British Children Displaced From Care Homes As Govt Prioritises Unaccompanied Child Migrants

The Associated Press
The Associated Press

Local authorities are having to place British children in care homes outside their local counties because their social services have been overwhelmed by unaccompanied child migrants. Despite the strain on services, government ministers are considering calls to bring in more migrant kids from Europe and beyond.

In August, Breitbart London reported on the difficulties Kent County Council were facing in finding foster homes for the 639 unaccompanied asylum seeking children (UASC) in its care. The council was also forced to ask central government for financial help after caring for the children blew a £5.5 million hole in its budget.

Since then the number of children in the Council’s care has risen to 924 unaccompanied children under the age of 18, the Times has reported.

“This has affected our ability to place citizen children within Kent,” said Peter Oakford, Kent County Council’s cabinet member for children’s services. “We have had to place Kent children outside the county due to the influx of UASC, which is not a good position to be in.” The council fears the number will rise again the spring, he added.

According to government rules, the local authority which first registers the child is financially responsible for that child, including fostering, education including university fees, and housing, up until the age of 25 – even if the child moves to another region. That has placed huge burden on three councils in particular: Kent, Hillingdon in West London and Croydon in South London. They respectively house the Port of Dover, Heathrow airport and Lunar House, where all asylum claims are made.

In total, the three councils alone spent more than £34 million caring for unaccompanied children in the last financial year, when the number of children taken in was just a third of current levels.

Yet the burden isn’t only financial: in December Breitbart London reported on the 100,000 British children who were left homeless thanks to social housing being oversubscribed. That number has risen by 25 percent in just four years.

Despite these figures, government ministers are seriously considering calls from campaigners to open the doors to lone child migrants, including one by charity Save the Children, which has called on the government to take 3,000 children from Europe.

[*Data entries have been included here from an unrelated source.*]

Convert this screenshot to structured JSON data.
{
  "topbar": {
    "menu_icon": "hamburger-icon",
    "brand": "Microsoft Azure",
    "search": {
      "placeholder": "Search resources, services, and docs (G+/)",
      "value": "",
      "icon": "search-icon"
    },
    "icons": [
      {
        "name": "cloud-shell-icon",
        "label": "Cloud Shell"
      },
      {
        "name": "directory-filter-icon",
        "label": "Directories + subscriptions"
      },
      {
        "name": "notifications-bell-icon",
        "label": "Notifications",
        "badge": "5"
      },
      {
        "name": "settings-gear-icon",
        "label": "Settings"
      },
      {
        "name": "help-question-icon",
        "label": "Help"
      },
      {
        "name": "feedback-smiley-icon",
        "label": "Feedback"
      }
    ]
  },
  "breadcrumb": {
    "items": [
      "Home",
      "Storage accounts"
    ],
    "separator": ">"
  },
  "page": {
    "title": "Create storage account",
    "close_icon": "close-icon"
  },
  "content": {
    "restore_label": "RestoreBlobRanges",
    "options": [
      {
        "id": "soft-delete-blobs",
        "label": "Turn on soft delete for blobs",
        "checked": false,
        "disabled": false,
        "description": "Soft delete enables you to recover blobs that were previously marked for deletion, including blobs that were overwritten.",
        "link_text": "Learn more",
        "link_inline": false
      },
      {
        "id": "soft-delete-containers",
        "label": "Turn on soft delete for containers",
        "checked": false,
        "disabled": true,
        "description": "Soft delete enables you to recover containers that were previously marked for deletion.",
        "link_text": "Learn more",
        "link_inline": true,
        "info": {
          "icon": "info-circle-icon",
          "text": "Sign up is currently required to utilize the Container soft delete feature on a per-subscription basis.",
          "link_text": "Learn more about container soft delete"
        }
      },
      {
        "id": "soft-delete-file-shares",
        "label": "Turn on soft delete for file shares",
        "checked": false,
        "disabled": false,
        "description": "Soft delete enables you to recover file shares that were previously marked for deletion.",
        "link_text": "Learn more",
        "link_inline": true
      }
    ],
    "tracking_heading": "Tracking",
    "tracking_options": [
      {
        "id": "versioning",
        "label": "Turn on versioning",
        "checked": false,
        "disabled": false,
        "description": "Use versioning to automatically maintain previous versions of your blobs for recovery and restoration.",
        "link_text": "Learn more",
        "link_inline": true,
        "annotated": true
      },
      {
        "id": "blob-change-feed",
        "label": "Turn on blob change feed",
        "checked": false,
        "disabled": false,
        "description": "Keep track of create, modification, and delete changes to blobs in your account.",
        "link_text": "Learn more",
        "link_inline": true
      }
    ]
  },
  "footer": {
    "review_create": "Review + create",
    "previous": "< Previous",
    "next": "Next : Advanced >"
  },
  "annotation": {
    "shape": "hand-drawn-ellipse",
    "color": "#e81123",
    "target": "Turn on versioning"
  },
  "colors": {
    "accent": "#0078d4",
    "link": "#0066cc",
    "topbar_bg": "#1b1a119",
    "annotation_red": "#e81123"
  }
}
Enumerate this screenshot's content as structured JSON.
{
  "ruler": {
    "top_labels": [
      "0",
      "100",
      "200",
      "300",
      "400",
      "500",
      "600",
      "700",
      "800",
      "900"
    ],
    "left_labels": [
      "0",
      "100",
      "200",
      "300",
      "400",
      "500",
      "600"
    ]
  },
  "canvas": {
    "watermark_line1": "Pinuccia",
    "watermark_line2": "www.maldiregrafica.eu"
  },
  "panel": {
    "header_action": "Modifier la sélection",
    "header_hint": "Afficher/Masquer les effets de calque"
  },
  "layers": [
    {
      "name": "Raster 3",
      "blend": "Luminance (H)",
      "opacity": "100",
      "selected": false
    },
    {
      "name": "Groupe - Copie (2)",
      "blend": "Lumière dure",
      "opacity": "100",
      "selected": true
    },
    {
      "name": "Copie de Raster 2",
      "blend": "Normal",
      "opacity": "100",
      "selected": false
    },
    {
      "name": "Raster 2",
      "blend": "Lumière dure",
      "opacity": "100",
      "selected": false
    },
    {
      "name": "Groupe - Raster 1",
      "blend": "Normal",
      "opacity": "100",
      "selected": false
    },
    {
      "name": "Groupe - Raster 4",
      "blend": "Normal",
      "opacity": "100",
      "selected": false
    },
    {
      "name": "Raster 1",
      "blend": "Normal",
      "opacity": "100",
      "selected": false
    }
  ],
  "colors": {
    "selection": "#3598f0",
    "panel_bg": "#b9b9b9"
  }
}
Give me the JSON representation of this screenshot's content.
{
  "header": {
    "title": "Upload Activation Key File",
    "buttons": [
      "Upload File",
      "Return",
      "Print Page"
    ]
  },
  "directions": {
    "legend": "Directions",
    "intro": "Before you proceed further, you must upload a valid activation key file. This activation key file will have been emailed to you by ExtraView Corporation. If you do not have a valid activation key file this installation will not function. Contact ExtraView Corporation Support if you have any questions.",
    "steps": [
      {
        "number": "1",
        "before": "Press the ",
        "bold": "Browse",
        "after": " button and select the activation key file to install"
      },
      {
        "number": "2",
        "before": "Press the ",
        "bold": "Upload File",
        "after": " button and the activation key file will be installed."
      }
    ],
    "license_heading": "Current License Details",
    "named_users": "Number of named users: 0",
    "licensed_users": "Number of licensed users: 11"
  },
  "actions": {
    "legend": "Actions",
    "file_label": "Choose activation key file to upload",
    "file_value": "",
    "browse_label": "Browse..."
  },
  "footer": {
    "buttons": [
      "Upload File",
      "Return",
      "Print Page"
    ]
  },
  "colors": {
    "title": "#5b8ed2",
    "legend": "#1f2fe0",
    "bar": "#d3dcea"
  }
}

Last night former shadow home secretary Yvette Cooper called on the government to take child migrants from Europe, in addition to the 20,000 Syrian asylum seekers it has already pledged to take from camps in the Middle East.

“We hear rumours that they [the government] will look only at helping child refugees from camps in the region. That is not enough,” she told MPs in the Commons.

Likening the plight of the children to that of Jewish children saved by the Kindertransport before the holocaust, she said: “We should especially be helping those who have family in Britain who are desperate to care for them.”

Former Conservative minister Eric Pickles agreed with her, saying that, although the analogy with the Kindertransport “should not be stretched too far … there are some clear parallels that we need to address. We need to remember the enormous contribution that the Kindertransport made to this country: distinguished doctors, surgeons and Members of both Houses were saved by it.”

He continued by appealing to the spirit of Christmas, or, as he called it “that great Christian festival of children,” and hoped that “that spirit lingers beyond Boxing day.”

Responding, the minister for immigration James Brokenshire said that it was “obviously right to recall Holocaust Memorial Day” in this context, adding “Our focus is clearly on trying to assist the children who are most in need and the refugees who are most in need.

“That is why we have taken the approach of providing aid assistance and of having the vulnerable persons relocation scheme. The resettlement scheme is aimed at the issues of vulnerability, part of which is about children and about orphans, and it is very much focused on those who have suffered most.

“On the Save the Children report and its request for us to consider taking the 3,000 children, I have already said—the Prime Minister said the same in the House a short while ago—that we are actively considering the proposal. We will obviously return to the House when we have investigated and concluded our consideration of that matter.”